Ghana neutral on Ivory Coast
Accra - The president of Ghana said on Friday his country would not take sides in a political standoff in neighbouring Ivory Coast and he did not believe using force would solve the problem.
The stance of one of West Africa's main powers underscores divisions in the region over how to end the crisis in Ivory Coast, which has been in turmoil since a November 28 election claimed by both incumbent Laurent Gbagbo and his rival Alassane Ouattara.
World leaders have recognised Ouattara as winner and the West African regional bloc Ecowas has threatened to oust Gbagbo by force.
Gbagbo has so far resisted all threats, and any military effort would be politically and logistically daunting.
"Ghana is not taking sides, and Ghana will support any government," President John Atta Mills said in a speech on Friday. "I personally do not think the military option will solve the problem in Ivory Coast."
Mills said military planners had warned him that Ghana's forces were over-stretched and added that, in taking the decision not to contribute troops to an Ecowas intervention force, he had considered the safety of Ghanaian expatriates.
The pro-Gbagbo newspaper Notre Voie has warned foreign residents that an Ecowas military intervention would "endanger its citizens living here".
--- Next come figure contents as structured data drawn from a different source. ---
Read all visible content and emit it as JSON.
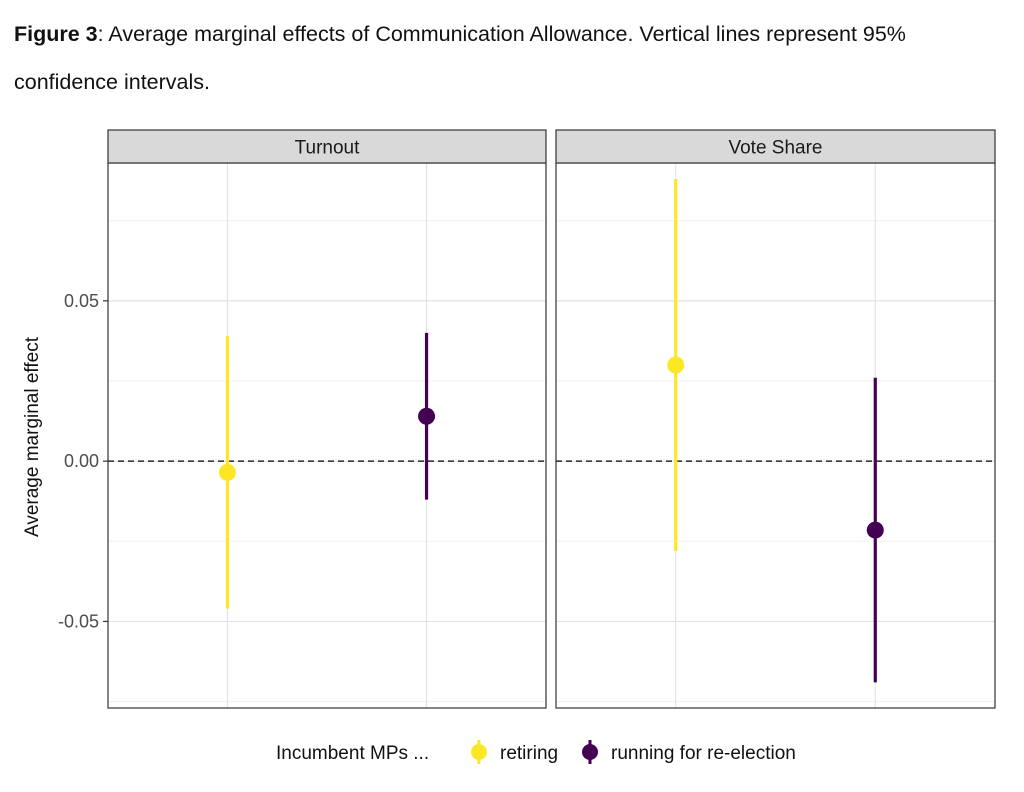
{
  "caption": {
    "label": "Figure 3",
    "text": ": Average marginal effects of Communication Allowance. Vertical lines represent 95% confidence intervals."
  },
  "chart_data": {
    "type": "scatter",
    "title": "",
    "xlabel": "",
    "ylabel": "Average marginal effect",
    "ylim": [
      -0.077,
      0.093
    ],
    "yticks": [
      -0.05,
      0.0,
      0.05
    ],
    "ytick_labels": [
      "-0.05",
      "0.00",
      "0.05"
    ],
    "reference_line": {
      "y": 0,
      "style": "dashed"
    },
    "grid": true,
    "legend": {
      "title": "Incumbent MPs ...",
      "position": "bottom",
      "entries": [
        {
          "name": "retiring",
          "color": "#FDE725"
        },
        {
          "name": "running for re-election",
          "color": "#440154"
        }
      ]
    },
    "facets": [
      {
        "name": "Turnout",
        "points": [
          {
            "series": "retiring",
            "estimate": -0.0035,
            "lower": -0.046,
            "upper": 0.039
          },
          {
            "series": "running for re-election",
            "estimate": 0.014,
            "lower": -0.012,
            "upper": 0.04
          }
        ]
      },
      {
        "name": "Vote Share",
        "points": [
          {
            "series": "retiring",
            "estimate": 0.03,
            "lower": -0.028,
            "upper": 0.088
          },
          {
            "series": "running for re-election",
            "estimate": -0.0215,
            "lower": -0.069,
            "upper": 0.026
          }
        ]
      }
    ]
  }
}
Ivory Coast, the world's biggest cocoa grower, has attracted millions of people from neighbouring countries seeking work and analysts have said they would be vulnerable to retaliatory attacks by pro-Gbagbo mobs.
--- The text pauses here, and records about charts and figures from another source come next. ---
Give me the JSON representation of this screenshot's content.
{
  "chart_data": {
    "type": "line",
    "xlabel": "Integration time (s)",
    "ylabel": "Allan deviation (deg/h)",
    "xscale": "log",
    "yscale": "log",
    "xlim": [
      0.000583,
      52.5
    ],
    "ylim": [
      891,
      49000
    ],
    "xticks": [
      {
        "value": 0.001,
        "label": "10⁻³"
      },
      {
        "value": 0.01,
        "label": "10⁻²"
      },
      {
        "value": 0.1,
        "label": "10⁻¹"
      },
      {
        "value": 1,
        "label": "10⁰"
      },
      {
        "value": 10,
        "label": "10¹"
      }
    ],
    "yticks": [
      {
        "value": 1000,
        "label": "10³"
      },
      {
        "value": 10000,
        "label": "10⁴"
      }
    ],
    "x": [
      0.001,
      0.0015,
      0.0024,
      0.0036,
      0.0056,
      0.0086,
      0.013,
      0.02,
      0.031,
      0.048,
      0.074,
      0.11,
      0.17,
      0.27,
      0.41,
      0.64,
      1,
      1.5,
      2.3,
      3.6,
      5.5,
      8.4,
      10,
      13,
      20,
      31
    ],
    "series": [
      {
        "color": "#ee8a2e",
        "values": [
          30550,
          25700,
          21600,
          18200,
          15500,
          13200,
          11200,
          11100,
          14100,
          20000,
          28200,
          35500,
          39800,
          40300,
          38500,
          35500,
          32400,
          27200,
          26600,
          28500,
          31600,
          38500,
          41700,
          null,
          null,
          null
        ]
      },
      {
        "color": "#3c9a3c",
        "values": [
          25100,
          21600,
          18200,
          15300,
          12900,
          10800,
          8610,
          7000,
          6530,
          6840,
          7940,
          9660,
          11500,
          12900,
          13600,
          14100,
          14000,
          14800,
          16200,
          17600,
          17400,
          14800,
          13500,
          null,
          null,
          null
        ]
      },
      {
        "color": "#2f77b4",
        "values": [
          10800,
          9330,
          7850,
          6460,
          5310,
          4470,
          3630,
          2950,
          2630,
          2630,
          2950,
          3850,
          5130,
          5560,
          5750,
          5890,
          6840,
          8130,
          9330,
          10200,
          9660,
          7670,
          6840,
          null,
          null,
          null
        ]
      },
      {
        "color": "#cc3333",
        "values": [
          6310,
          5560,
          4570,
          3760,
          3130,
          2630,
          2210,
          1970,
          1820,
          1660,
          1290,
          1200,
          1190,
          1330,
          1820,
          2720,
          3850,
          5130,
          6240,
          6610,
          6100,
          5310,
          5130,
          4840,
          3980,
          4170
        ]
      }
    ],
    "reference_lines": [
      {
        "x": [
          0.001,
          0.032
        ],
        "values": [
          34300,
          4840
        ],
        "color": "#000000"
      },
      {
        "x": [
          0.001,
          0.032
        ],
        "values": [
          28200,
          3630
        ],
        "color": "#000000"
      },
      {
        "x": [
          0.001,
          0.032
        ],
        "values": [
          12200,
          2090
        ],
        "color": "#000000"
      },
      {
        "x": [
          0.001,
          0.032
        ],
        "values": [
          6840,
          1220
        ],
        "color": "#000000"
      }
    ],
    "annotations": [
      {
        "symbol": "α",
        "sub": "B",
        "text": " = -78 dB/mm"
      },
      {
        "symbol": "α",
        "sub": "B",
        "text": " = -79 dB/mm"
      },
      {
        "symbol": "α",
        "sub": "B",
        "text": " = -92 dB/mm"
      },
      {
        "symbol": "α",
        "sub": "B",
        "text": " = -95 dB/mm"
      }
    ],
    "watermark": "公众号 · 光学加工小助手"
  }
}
The election was due to reunite the country after a 2002-03 civil war split it in two, with rebels controlling the north. It has instead deepened divisions between the pro-Ouattara north and Gbagbo's mostly southern supporters.
The United Nations says at least 210 people have beem killed in violence since the election, including 14 in inter-ethnic violence in the western town of Duekoue in recent days.
UN agencies said they were planning to set up camps in neighbouring Liberia to house and feed the thousands of refugees who are fleeing Ivory Coast, fearing large-scale violence.
Ouattara offers Gbagbo amnesty
Earlier on Friday, Ouattara promised Gbagbo, in power for a decade but as an un-elected leader since 2005, an amnesty.
"For me, peace has no price. That's why I am willing to declare an amnesty for Gbagbo... But he has to accept rapidly, because he's a person with blood on his hands," Ouattara told the French newspaper Le Figaro.
Gbagbo retains the support of the army, so regional forces risk heavy fighting if they intervene, though Ouattara has called for a surgical strike to remove Gbagbo and his supporters, rather than all-out war.
"Gbagbo will fall like a rotten fruit from a tree," he told journalists at his headquarters in the palm-fringed Golf Hotel, guarded by UN peacekeepers and blockaded by Ivorian troops.
Gambian President Yahya Jammeh, a Gbagbo ally, has also rejected the idea of an Ecowas intervention.
Western powers are stepping up their efforts to isolate Gbagbo through targeted sanctions.
The United States, which has imposed travel bans on Gbagbo supporters, on Thursday barred US citizens from financial dealings with Gbagbo, his wife and members of his inner circle.
European Union diplomats say the EU is set to follow suit by imposing an asset freeze in the coming weeks, tantamount to a ban on financial dealings.
"It would mean that no EU citizen can have any commercial links with Gbagbo, or they can but cannot pay for anything," said one EU diplomat.
The UN refugee agency said in Geneva it was in talks with Liberia to set up camps for refugees from Ivory Coast, already totalling 23 000 and streaming across the border at a rate of 500 a day.
The UN World Food Programme has sent food supplies to Liberia for distribution to refugees, and the UN Children's Fund is seeking funds to provide displaced Ivorian children and women with medical and educational help, their spokesmen said.
The UN General Assembly has agreed to recognise only Ouattara's ambassadors.
Gbagbo's government removed the British and Canadian ambassadors' accreditation in retaliation for their de-recognising of his ambassadors.
Both said they recognised only Ouattara's government statements as legitimate.
The West African regional central bank has said it no longer recognises Gbagbo's authority to access accounts and will instead recognise Ouattara.
It is not clear if the decision has yet been implemented.